Nos EUA, ainda lutando para sair de uma grave crise econômica que pede mais gasto público, governo e Congresso já debatem sangrentamente como equilibrar as contas no futuro cortando recursos de programas importantes.
No Brasil, com crescimento robusto e arrecadação em alta, melhor momento para se economizar, temos dificuldades de impor cortes orçamentários anunciados pelo governo goela abaixo do Congresso.
A falta de rigor determina o Brasil, para o bem e para o mal. Ela nos permite superar o insuperável, mas também aceitar o inaceitável.
Bastaram alguns anos de equilíbrio econômico e crescimento mais robusto no Brasil para se começar o desmonte do modelo que vinha dando certo de câmbio livre, inflação na meta e relativo equilíbrio fiscal.

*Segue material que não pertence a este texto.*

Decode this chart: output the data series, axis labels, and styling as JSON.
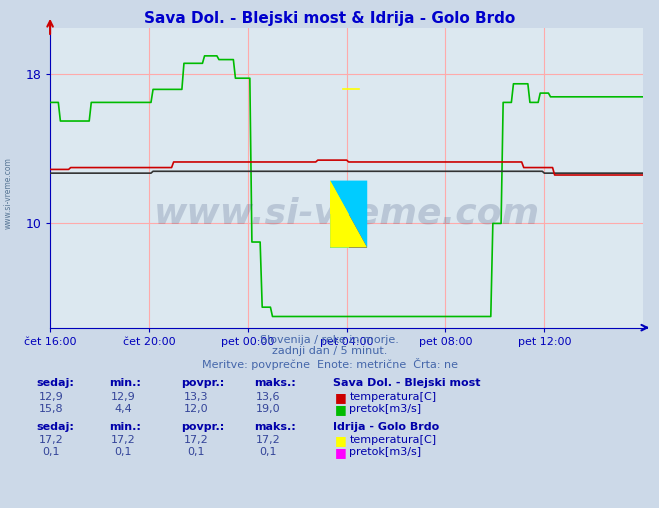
{
  "title": "Sava Dol. - Blejski most & Idrija - Golo Brdo",
  "title_color": "#0000cc",
  "bg_color": "#ccd9e8",
  "plot_bg_color": "#dce8f0",
  "grid_color": "#ffaaaa",
  "axis_color": "#0000bb",
  "tick_color": "#0000bb",
  "watermark_text": "www.si-vreme.com",
  "watermark_color": "#1a3060",
  "watermark_alpha": 0.18,
  "subtitle_color": "#4466aa",
  "subtitle1": "Slovenija / reke in morje.",
  "subtitle2": "zadnji dan / 5 minut.",
  "subtitle3": "Meritve: povprečne  Enote: metrične  Črta: ne",
  "ylim": [
    4.4,
    20.5
  ],
  "yticks": [
    10,
    18
  ],
  "xlim": [
    0,
    288
  ],
  "xtick_positions": [
    0,
    48,
    96,
    144,
    192,
    240
  ],
  "xtick_labels": [
    "čet 16:00",
    "čet 20:00",
    "pet 00:00",
    "pet 04:00",
    "pet 08:00",
    "pet 12:00"
  ],
  "sava_temp_color": "#cc0000",
  "sava_pretok_color": "#00bb00",
  "sava_black_color": "#333333",
  "idrija_temp_color": "#ffff00",
  "idrija_pretok_color": "#ff00ff",
  "logo_yellow": "#ffff00",
  "logo_cyan": "#00ccff",
  "logo_blue": "#0000cc",
  "station1": "Sava Dol. - Blejski most",
  "s1_sedaj": "12,9",
  "s1_min": "12,9",
  "s1_povpr": "13,3",
  "s1_maks": "13,6",
  "s1_sedaj2": "15,8",
  "s1_min2": "4,4",
  "s1_povpr2": "12,0",
  "s1_maks2": "19,0",
  "station2": "Idrija - Golo Brdo",
  "s2_sedaj": "17,2",
  "s2_min": "17,2",
  "s2_povpr": "17,2",
  "s2_maks": "17,2",
  "s2_sedaj2": "0,1",
  "s2_min2": "0,1",
  "s2_povpr2": "0,1",
  "s2_maks2": "0,1",
  "legend_label_color": "#0000aa",
  "legend_val_color": "#334499"
}
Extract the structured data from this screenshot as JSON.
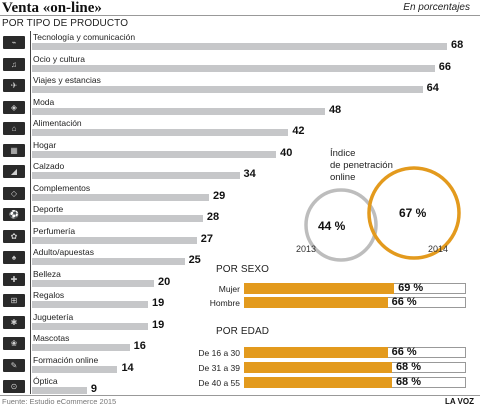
{
  "header": {
    "title": "Venta «on-line»",
    "units": "En porcentajes"
  },
  "sections": {
    "by_product": "POR TIPO DE PRODUCTO",
    "by_sex": "POR SEXO",
    "by_age": "POR EDAD"
  },
  "chart_data": [
    {
      "type": "bar",
      "title": "POR TIPO DE PRODUCTO",
      "categories": [
        "Tecnología y comunicación",
        "Ocio y cultura",
        "Viajes y estancias",
        "Moda",
        "Alimentación",
        "Hogar",
        "Calzado",
        "Complementos",
        "Deporte",
        "Perfumería",
        "Adulto/apuestas",
        "Belleza",
        "Regalos",
        "Juguetería",
        "Mascotas",
        "Formación online",
        "Óptica"
      ],
      "values": [
        68,
        66,
        64,
        48,
        42,
        40,
        34,
        29,
        28,
        27,
        25,
        20,
        19,
        19,
        16,
        14,
        9
      ],
      "xlim": [
        0,
        68
      ],
      "colors": {
        "bar": "#c6c7c9"
      },
      "icons": [
        "tech-icon",
        "leisure-icon",
        "plane-icon",
        "fashion-icon",
        "shopping-cart-icon",
        "home-icon",
        "shoe-icon",
        "accessory-icon",
        "sport-icon",
        "perfume-icon",
        "cards-icon",
        "beauty-icon",
        "gift-icon",
        "toy-icon",
        "pet-icon",
        "education-icon",
        "glasses-icon"
      ]
    },
    {
      "type": "bar",
      "title": "POR SEXO",
      "categories": [
        "Mujer",
        "Hombre"
      ],
      "values": [
        69,
        66
      ],
      "xlim": [
        0,
        100
      ],
      "colors": {
        "bar": "#e39a1d"
      }
    },
    {
      "type": "bar",
      "title": "POR EDAD",
      "categories": [
        "De 16 a 30",
        "De 31 a 39",
        "De 40 a 55"
      ],
      "values": [
        66,
        68,
        68
      ],
      "xlim": [
        0,
        100
      ],
      "colors": {
        "bar": "#e39a1d"
      }
    }
  ],
  "penetration": {
    "title_lines": [
      "Índice",
      "de penetración",
      "online"
    ],
    "rings": [
      {
        "year": "2013",
        "value_label": "44 %",
        "color": "#bdbdbd"
      },
      {
        "year": "2014",
        "value_label": "67 %",
        "color": "#e39a1d"
      }
    ]
  },
  "footer": {
    "source": "Fuente: Estudio eCommerce 2015",
    "brand": "LA VOZ"
  }
}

Os iPads Made in Brazil ajudarão ainda mais Dilma e o PT a conquistar a nova (e a velha) classe média. Mas eles são também sinal de algo mais profundo no novo mundo em formação: somos a última etapa do ciclo de um produto de ponta concebido nos EUA, industrializado por Taiwan, manufaturado na China e remontado no Brasil.
Estaremos realmente bem quando liderarmos essa cadeia.